• Wolf, Aaron S.
;
• Laughlin, Gregory
;
• Henry, Gregory W.
;
• Fischer, Debra A.
;
• Marcy, Geoff
;
• Butler, Paul
;
• Vogt, Steve

Abstract

We report 35 radial velocity measurements of HD 149026 taken with the Keck Telescope. Of these measurements, 15 were made during the transit of the companion planet HD 149026b, which occurred on 2005 June 25. These velocities provide a high-cadence observation of the Rossiter-McLaughlin effect, the shifting of photospheric line profiles that occurs when a planet occults a portion of the rotating stellar surface.
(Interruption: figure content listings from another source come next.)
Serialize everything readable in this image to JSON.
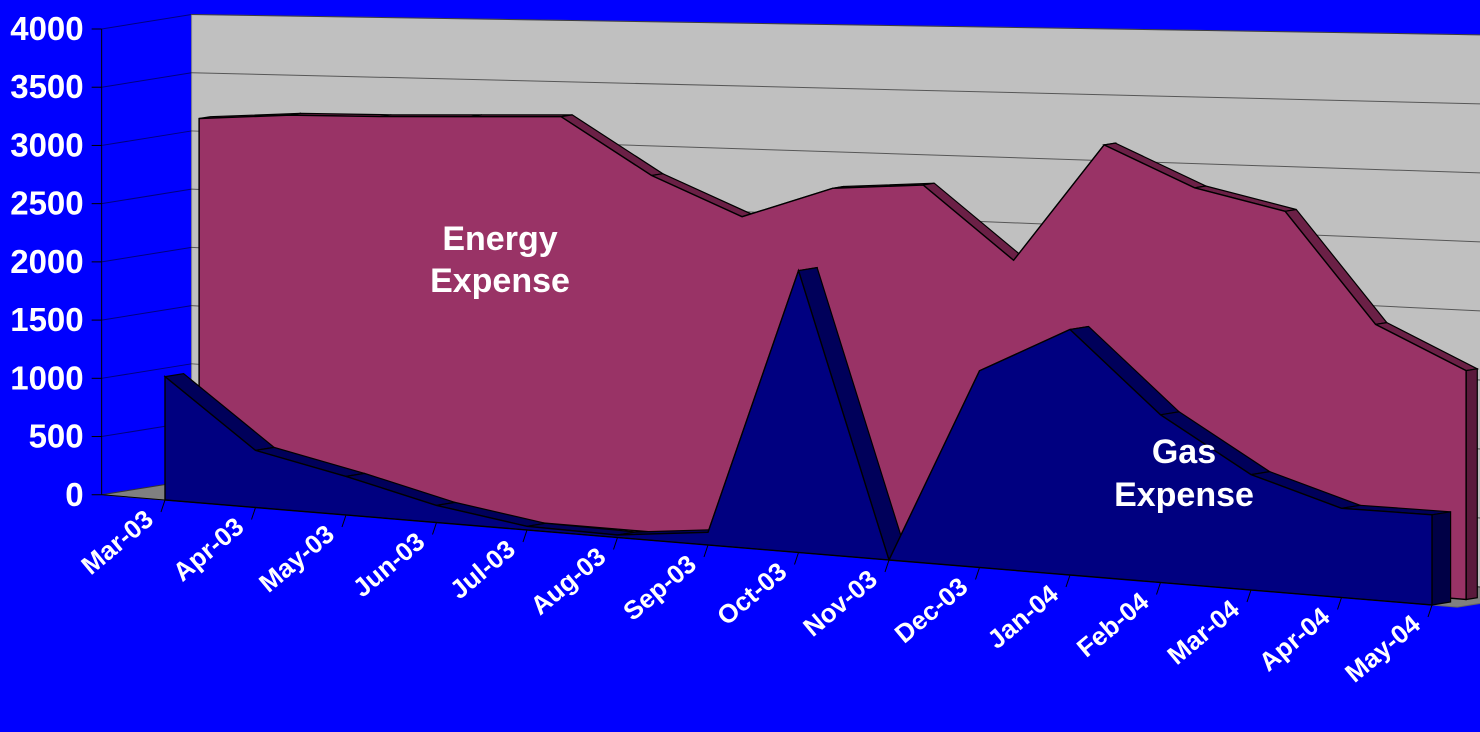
{
  "chart_data": {
    "type": "area",
    "three_d": true,
    "categories": [
      "Mar-03",
      "Apr-03",
      "May-03",
      "Jun-03",
      "Jul-03",
      "Aug-03",
      "Sep-03",
      "Oct-03",
      "Nov-03",
      "Dec-03",
      "Jan-04",
      "Feb-04",
      "Mar-04",
      "Apr-04",
      "May-04"
    ],
    "ylim": [
      0,
      4000
    ],
    "yticks": [
      "0",
      "500",
      "1000",
      "1500",
      "2000",
      "2500",
      "3000",
      "3500",
      "4000"
    ],
    "grid": true,
    "legend": "none",
    "series": [
      {
        "name": "Energy Expense",
        "color": "#993366",
        "values": [
          3200,
          3250,
          3260,
          3280,
          3300,
          2850,
          2550,
          2800,
          2850,
          2300,
          3200,
          2900,
          2750,
          1950,
          1650
        ]
      },
      {
        "name": "Gas Expense",
        "color": "#000080",
        "values": [
          1050,
          480,
          320,
          140,
          30,
          20,
          100,
          2200,
          0,
          1500,
          1850,
          1250,
          850,
          650,
          650
        ]
      }
    ],
    "annotations": [
      {
        "series": "Energy Expense",
        "lines": [
          "Energy",
          "Expense"
        ]
      },
      {
        "series": "Gas Expense",
        "lines": [
          "Gas",
          "Expense"
        ]
      }
    ]
  }
}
We combine these radial velocities with previously published radial velocity and photometric data sets and derive a composite best-fit model for the star-planet system. This model confirms and improves previously published orbital parameters, including the remarkably small planetary radius, the planetary mass, and the orbital inclination, found to be R_p/R_Jup=0.718+/-0.065, M_p/M_Jup=0.352+/-0.025, and I=86.1^deg+/-1.4^deg, respectively. Together the planetary mass and radius determinations imply a mean planetary density of 1.18^+0.38_-0.30 g cm^-3. The new data also allow for the determination of the angle between the apparent stellar equator and the orbital plane, which we constrain to be λ=-12^deg+/-15^deg.

Based on observations obtained at the W. M. Keck Observatory, which is operated jointly by the University of California and the California Institute of Technology.